Je précise que je n'interviens pas au titre de mes fonctions professionnelles mais bien dans le cadre du Lierre. La notion de souveraineté alimentaire est essentielle pour envisager un système alimentaire résilient et durable, tant du point de vue économique et social qu'écologique. Cependant, cette notion doit être clairement définie. Nous la comprenons comme la capacité d'un État à instaurer un système alimentaire qui assure de manière pérenne et en toutes circonstances la couverture des besoins alimentaires de la population, tout en garantissant le contrôle démocratique par la population des choix opérés.

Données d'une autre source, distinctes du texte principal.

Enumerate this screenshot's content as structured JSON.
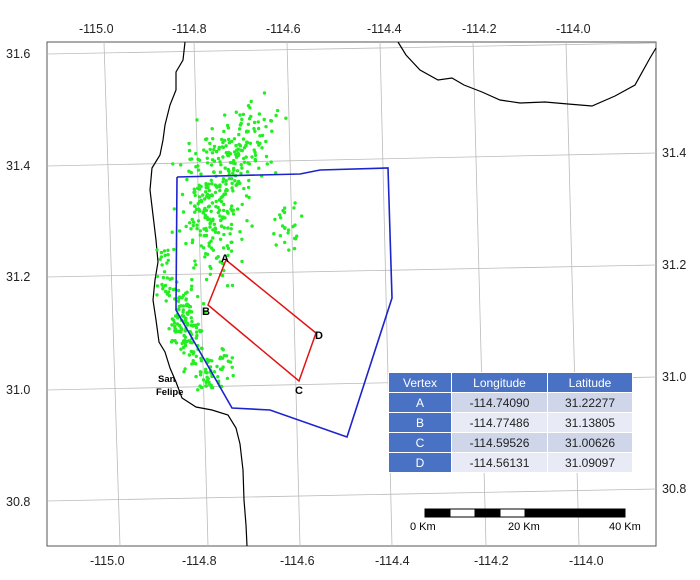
{
  "map": {
    "x_ticks": [
      "-115.0",
      "-114.8",
      "-114.6",
      "-114.4",
      "-114.2",
      "-114.0"
    ],
    "y_ticks": [
      "31.6",
      "31.4",
      "31.2",
      "31.0",
      "30.8"
    ],
    "colors": {
      "study_area": "#1c24cc",
      "rupture_rectangle": "#e01414",
      "epicenters": "#22ee22",
      "coastline": "#000000",
      "grid": "#bbbbbb"
    },
    "place_label_line1": "San",
    "place_label_line2": "Felipe",
    "vertex_labels": [
      "A",
      "B",
      "C",
      "D"
    ],
    "scale_bar": {
      "labels": [
        "0 Km",
        "20 Km",
        "40 Km"
      ]
    }
  },
  "vertex_table": {
    "headers": [
      "Vertex",
      "Longitude",
      "Latitude"
    ],
    "rows": [
      {
        "vertex": "A",
        "longitude": "-114.74090",
        "latitude": "31.22277"
      },
      {
        "vertex": "B",
        "longitude": "-114.77486",
        "latitude": "31.13805"
      },
      {
        "vertex": "C",
        "longitude": "-114.59526",
        "latitude": "31.00626"
      },
      {
        "vertex": "D",
        "longitude": "-114.56131",
        "latitude": "31.09097"
      }
    ]
  }
}
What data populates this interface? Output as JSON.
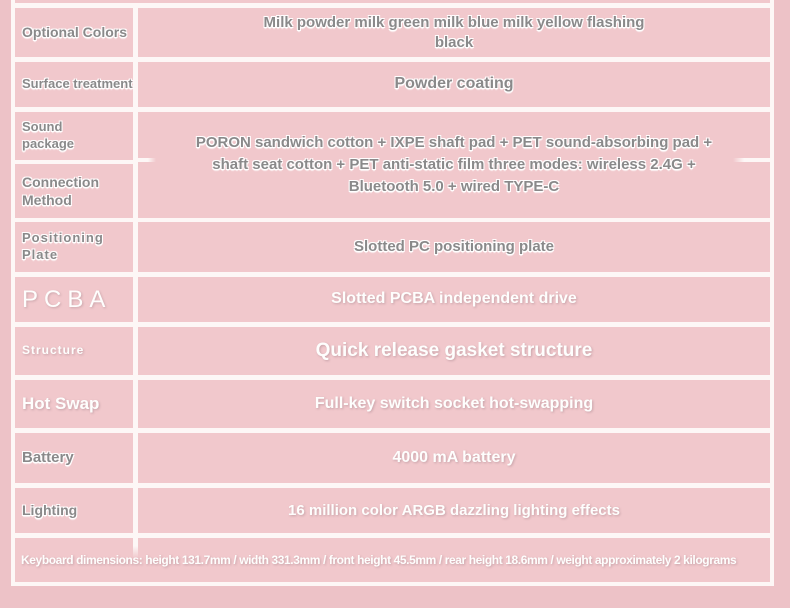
{
  "colors": {
    "background_pink": "#edc2c7",
    "cell_pink": "#f1c8cc",
    "grid_white": "#fdf7f6",
    "gray_text": "#8a898a",
    "white_text": "#fefefd"
  },
  "table": {
    "rows": [
      {
        "label": "Optional Colors",
        "lines": [
          "Milk powder milk green milk blue milk yellow flashing",
          "black"
        ]
      },
      {
        "label": "Surface treatment",
        "value": "Powder coating"
      },
      {
        "label": "Sound package",
        "lines": [
          "PORON sandwich cotton + IXPE shaft pad + PET sound-absorbing pad +",
          "shaft seat cotton + PET anti-static film three modes: wireless 2.4G +",
          "Bluetooth 5.0 + wired TYPE-C"
        ]
      },
      {
        "label": "Connection Method"
      },
      {
        "label": "Positioning Plate",
        "value": "Slotted PC positioning plate"
      },
      {
        "label": "PCBA",
        "value": "Slotted PCBA independent drive"
      },
      {
        "label": "Structure",
        "value": "Quick release gasket structure"
      },
      {
        "label": "Hot Swap",
        "value": "Full-key switch socket hot-swapping"
      },
      {
        "label": "Battery",
        "value": "4000 mA battery"
      },
      {
        "label": "Lighting",
        "value": "16 million color ARGB dazzling lighting effects"
      }
    ],
    "footer": "Keyboard dimensions: height 131.7mm / width 331.3mm / front height 45.5mm / rear height 18.6mm / weight approximately 2 kilograms"
  }
}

La première dimension de cette définition, qui implique d'assurer la disponibilité des denrées pour couvrir les besoins, requiert des évolutions significatives. Elle nécessite des choix démocratiques et une planification. Cette dimension englobe deux grandes problématiques. La première est celle de la garantie d'une forme de résilience face aux chocs géopolitiques et économiques, notamment en réduisant la dépendance aux intrants importés depuis l'extérieur de l'Union européenne. La seconde suppose de prendre en compte les contraintes biologiques et physiques qui limitent notre capacité de production à court et long terme, en particulier les changements climatiques et les impacts négatifs de systèmes intensifs en intrants ou autres pratiques.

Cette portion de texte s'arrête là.